Flooding in Haiti updated Aug 2002
The affected families, most of whom are farmers, lost not only their homes, but also their livestock and crops in the surging water. Catholic Relief Services' is coordinating its response to the flooding from its office in Les Cayes, Haiti.
Catholic Relief Services Responds
CRS/Haiti is working with Caritas Les Cayes, the Haitian Government, and the United States Agency for International Development (USAID) among others to assess the situation and coordinate its emergency response.
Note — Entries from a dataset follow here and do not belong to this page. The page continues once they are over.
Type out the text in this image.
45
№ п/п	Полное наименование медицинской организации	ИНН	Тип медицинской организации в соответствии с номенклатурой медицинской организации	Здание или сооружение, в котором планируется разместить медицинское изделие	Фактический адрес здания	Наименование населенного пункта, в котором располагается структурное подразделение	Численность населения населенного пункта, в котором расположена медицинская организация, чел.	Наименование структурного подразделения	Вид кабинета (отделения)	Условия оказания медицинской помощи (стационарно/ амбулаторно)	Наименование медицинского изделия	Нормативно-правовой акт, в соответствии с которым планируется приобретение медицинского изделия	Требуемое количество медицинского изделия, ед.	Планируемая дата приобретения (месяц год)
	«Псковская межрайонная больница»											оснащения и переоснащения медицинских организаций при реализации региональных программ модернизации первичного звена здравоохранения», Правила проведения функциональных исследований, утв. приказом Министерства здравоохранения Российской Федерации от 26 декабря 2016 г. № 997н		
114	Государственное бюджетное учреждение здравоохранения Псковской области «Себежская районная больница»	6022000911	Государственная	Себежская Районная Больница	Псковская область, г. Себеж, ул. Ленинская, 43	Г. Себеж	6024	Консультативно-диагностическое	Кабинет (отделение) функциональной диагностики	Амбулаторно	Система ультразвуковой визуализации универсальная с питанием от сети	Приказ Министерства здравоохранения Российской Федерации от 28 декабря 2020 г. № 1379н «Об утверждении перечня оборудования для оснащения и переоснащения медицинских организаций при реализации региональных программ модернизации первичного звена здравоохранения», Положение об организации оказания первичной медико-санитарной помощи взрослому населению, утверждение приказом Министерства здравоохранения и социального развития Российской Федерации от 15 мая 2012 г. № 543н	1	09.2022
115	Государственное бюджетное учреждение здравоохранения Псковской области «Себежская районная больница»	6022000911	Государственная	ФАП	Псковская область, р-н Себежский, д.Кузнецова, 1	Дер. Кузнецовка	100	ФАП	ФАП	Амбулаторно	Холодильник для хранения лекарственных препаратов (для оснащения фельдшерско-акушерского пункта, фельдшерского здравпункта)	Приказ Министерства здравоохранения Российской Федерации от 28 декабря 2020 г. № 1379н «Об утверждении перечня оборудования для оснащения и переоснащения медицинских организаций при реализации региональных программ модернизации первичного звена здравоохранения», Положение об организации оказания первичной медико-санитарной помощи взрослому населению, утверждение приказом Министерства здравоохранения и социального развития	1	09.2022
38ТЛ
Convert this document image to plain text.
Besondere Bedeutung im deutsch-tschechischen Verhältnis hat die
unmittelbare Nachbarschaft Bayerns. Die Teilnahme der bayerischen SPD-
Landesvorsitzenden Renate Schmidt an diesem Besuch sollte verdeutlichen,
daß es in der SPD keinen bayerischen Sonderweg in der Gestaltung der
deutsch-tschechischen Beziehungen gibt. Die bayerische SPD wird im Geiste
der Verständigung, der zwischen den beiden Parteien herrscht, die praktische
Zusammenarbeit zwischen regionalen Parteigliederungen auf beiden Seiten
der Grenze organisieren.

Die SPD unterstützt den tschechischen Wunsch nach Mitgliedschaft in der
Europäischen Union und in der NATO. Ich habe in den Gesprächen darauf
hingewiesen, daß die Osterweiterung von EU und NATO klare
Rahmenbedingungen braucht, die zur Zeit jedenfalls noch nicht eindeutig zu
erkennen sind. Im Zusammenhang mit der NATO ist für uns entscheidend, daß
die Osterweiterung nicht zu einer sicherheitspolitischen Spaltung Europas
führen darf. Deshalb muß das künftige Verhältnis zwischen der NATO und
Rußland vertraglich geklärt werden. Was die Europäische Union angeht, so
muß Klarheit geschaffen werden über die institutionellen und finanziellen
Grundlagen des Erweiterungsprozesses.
In a meeting with other partner aid agencies, it was decided that CRS would take the lead in providing assistance to the affected population. CRS, in conjunction with other aid agencies and Caritas, have delivered aid to all of the affected communities, including food aid to more than 3,000 families. In July, CRS also began delivering 8,000 pounds of HTH (calcium hypochlorite) to disinfect drinking water in most of the affected communities.
CRS' longer term plans include providing agricultural assistance to the farmers who lost their crops, and developing income-generating activities in a rehabilitation program that will put farmers back to work.
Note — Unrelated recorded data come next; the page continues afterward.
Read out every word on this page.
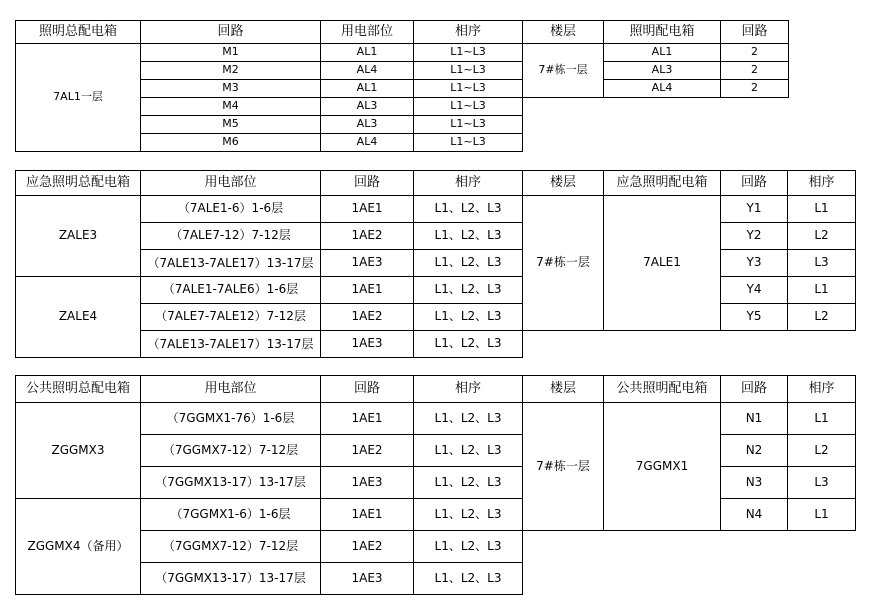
照明总配电箱	回路	用电部位	相序	楼层	照明配电箱	回路
7AL1一层	M1	AL1	L1~L3	7#栋一层	AL1	2
	M2	AL4	L1~L3		AL3	2
	M3	AL1	L1~L3		AL4	2
	M4	AL3	L1~L3			
	M5	AL3	L1~L3			
	M6	AL4	L1~L3			
应急照明总配电箱	用电部位	回路	相序	楼层	应急照明配电箱	回路	相序
ZALE3	（7ALE1-6）1-6层	1AE1	L1、L2、L3	7#栋一层	7ALE1	Y1	L1
	（7ALE7-12）7-12层	1AE2	L1、L2、L3			Y2	L2

	（7ALE13-7ALE17）13-17层	1AE3	L1、L2、L3			Y3	L3
ZALE4	（7ALE1-7ALE6）1-6层	1AE1	L1、L2、L3			Y4	L1
	（7ALE7-7ALE12）7-12层	1AE2	L1、L2、L3			Y5	L2

	（7ALE13-7ALE17）13-17层	1AE3	L1、L2、L3				
公共照明总配电箱	用电部位	回路	相序	楼层	公共照明配电箱	回路	相序
ZGGMX3	（7GGMX1-76）1-6层	1AE1	L1、L2、L3	7#栋一层	7GGMX1	N1	L1
	（7GGMX7-12）7-12层	1AE2	L1、L2、L3			N2	L2
	（7GGMX13-17）13-17层	1AE3	L1、L2、L3			N3	L3
ZGGMX4（备用）	（7GGMX1-6）1-6层	1AE1	L1、L2、L3			N4	L1
	（7GGMX7-12）7-12层	1AE2	L1、L2、L3				
	（7GGMX13-17）13-17层	1AE3	L1、L2、L3				
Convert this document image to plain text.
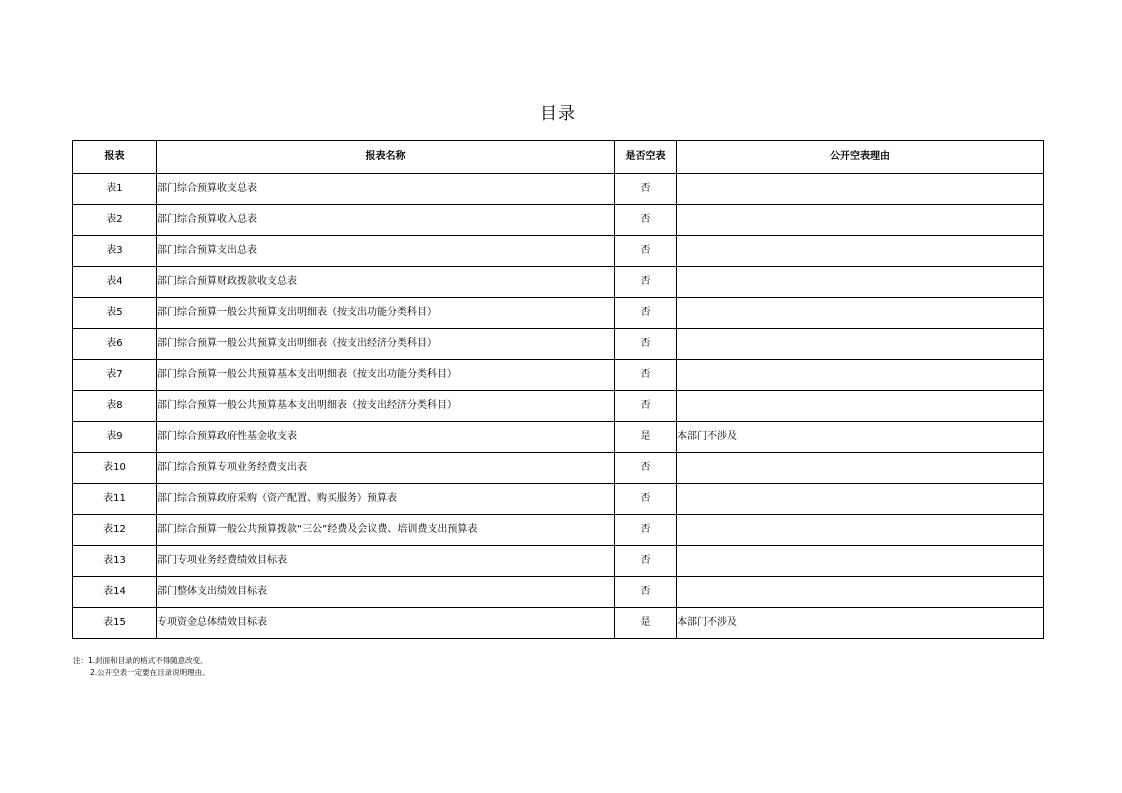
目录
报表	报表名称	是否空表	公开空表理由
表1	部门综合预算收支总表	否	
表2	部门综合预算收入总表	否	
表3	部门综合预算支出总表	否	
表4	部门综合预算财政拨款收支总表	否	
表5	部门综合预算一般公共预算支出明细表（按支出功能分类科目）	否	
表6	部门综合预算一般公共预算支出明细表（按支出经济分类科目）	否	
表7	部门综合预算一般公共预算基本支出明细表（按支出功能分类科目）	否	
表8	部门综合预算一般公共预算基本支出明细表（按支出经济分类科目）	否	
表9	部门综合预算政府性基金收支表	是	本部门不涉及
表10	部门综合预算专项业务经费支出表	否	
表11	部门综合预算政府采购（资产配置、购买服务）预算表	否	
表12	部门综合预算一般公共预算拨款“三公”经费及会议费、培训费支出预算表	否	
表13	部门专项业务经费绩效目标表	否	
表14	部门整体支出绩效目标表	否	
表15	专项资金总体绩效目标表	是	本部门不涉及
注：1.封面和目录的格式不得随意改变。
2.公开空表一定要在目录说明理由。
The U.S. Embassy in Haiti is committing $50,000 to CRS for its relief and rehabilitation efforts on the southern coast of Haiti, where CRS is the only non-governmental organization working in the area.
Between May 24 and 27, a powerful weather system swept across the northern Caribbean causing intense flooding and landslides along Haiti's southern coast. The areas affected include Port-a-Piment, Les Cayes (the location of CRS/Haiti's field office), l'Acul, Arniquet and Camp-Perrin in the South Department and Anse A Veau, Petit Trou de Nippes, Asile and Baradères in the Grand'Anse department.
CRS began working in Haiti in 1954, after Hurricane Hazel devastated the island. Initially, the agency's work was primarily in response to the massive loss of life and destruction caused by the hurricane. However, over the past 48 years, the program has grown to include both emergency relief activities and long-term development work. Today, CRS/Haiti has two offices, one in Port-au-Prince with 140 staff members, and one in Les Cayes with 80 staff members.